The USC Trojans, on the basketball court, have not been wildly popular in Los Angeles for a long time. In football, USC is hugely popular thanks to Lincoln Riley. The football coach has recalled the days of Pete Carroll. Older generations of USC fans — seeing the football program reclaim prominence — recall the gleaming era of John McKay and John Robinson. USC football, when it is good, owns Los Angeles. USC hoops has very rarely been able to command that kind of attention.
For one year, though, it did. In 1992, the Trojans became supremely relevant and exciting in Los Angeles. USC basketball legend Harold Miner, interviewed by ESPN’s Myron Medcalf, remembers:
“‘There were so few fans that the first few games of my freshman year, you could hear people talking in the stands during games,’ Miner, a 1992 consensus All-American who averaged 23.5 PPG in three years with the Trojans before the Miami Heat made him the 12th pick in the 1992 NBA draft, told ESPN. ‘You could hear conversations going on in the stands.’

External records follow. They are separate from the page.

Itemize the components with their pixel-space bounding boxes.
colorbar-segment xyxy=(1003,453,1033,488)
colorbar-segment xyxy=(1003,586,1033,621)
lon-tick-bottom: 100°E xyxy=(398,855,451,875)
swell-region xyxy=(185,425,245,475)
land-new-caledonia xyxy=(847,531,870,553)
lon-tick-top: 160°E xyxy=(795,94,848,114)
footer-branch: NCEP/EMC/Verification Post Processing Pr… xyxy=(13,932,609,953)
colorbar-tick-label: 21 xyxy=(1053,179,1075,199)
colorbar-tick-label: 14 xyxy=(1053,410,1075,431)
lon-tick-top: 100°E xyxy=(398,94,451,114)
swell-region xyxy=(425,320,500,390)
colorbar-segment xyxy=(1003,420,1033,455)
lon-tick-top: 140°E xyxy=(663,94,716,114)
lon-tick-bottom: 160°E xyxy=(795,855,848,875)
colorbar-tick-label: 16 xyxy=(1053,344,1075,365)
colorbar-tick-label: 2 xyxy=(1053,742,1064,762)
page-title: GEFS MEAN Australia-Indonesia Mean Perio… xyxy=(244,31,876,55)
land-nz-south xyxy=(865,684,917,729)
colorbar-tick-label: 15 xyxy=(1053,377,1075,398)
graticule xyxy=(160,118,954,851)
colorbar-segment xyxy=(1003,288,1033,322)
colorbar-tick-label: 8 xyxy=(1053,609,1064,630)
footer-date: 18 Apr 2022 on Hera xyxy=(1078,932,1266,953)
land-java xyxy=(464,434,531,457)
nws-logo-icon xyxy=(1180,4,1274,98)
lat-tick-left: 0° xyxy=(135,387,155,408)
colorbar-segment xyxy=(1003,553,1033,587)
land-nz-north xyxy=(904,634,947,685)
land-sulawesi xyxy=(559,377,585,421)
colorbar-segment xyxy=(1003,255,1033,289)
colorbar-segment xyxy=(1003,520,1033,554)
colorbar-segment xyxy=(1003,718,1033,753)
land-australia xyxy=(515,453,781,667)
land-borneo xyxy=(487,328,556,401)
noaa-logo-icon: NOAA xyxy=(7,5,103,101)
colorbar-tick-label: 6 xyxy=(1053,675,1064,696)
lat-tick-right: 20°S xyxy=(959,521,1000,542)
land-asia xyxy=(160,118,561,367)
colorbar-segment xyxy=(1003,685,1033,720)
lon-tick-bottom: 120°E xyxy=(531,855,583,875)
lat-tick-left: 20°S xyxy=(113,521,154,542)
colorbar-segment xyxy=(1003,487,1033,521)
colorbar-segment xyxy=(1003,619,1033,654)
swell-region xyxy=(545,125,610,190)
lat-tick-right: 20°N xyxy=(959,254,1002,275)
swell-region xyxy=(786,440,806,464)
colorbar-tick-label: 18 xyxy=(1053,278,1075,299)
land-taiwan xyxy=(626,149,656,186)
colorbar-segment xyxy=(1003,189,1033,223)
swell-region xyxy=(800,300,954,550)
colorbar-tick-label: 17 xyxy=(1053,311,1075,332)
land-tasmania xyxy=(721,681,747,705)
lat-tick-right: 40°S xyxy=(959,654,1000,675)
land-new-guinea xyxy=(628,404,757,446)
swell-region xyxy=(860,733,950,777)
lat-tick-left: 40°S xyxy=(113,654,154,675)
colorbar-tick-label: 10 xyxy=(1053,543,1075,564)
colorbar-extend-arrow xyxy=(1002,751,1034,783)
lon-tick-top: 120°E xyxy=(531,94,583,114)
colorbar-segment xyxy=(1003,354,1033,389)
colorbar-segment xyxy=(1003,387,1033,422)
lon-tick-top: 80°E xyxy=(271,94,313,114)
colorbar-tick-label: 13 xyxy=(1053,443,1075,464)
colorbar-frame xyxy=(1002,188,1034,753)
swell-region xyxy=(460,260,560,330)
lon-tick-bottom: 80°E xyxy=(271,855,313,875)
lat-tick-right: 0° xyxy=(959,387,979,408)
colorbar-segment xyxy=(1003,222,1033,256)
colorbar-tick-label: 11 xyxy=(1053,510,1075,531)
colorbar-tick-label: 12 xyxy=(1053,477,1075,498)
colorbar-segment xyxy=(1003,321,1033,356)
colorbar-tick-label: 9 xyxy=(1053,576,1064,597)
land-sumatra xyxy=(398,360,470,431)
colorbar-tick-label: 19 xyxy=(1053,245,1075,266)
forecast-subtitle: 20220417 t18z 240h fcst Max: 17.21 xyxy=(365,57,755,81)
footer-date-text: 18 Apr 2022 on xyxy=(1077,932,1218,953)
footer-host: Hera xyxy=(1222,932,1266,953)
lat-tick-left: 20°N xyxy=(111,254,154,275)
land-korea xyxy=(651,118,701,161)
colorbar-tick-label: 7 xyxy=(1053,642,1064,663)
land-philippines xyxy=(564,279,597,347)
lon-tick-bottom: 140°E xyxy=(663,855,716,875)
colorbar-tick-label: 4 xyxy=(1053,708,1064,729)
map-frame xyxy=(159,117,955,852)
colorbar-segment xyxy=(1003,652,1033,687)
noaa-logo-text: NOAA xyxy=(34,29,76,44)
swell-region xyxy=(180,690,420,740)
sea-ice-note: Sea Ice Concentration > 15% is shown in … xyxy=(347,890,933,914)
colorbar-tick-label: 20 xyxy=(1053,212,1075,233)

“Miner, who is one of two USC men’s basketball players over the past 40 years to have his number retired (DeRozan is the other), was a hometown hero who can relate to the frenzy Bronny will experience next season in a city full of celebrities, albeit without the TikTok and Twitter attention.”
Miner led USC to a No. 2 seed in the 1992 NCAA Tournament. That remains the only time USC has been a top-three seed in the NCAA Tournament.
Bronny James will try to create the second season with a top-three seed in March Madness.
You won’t be able to hear conversations in the stands at the Galen Center this season.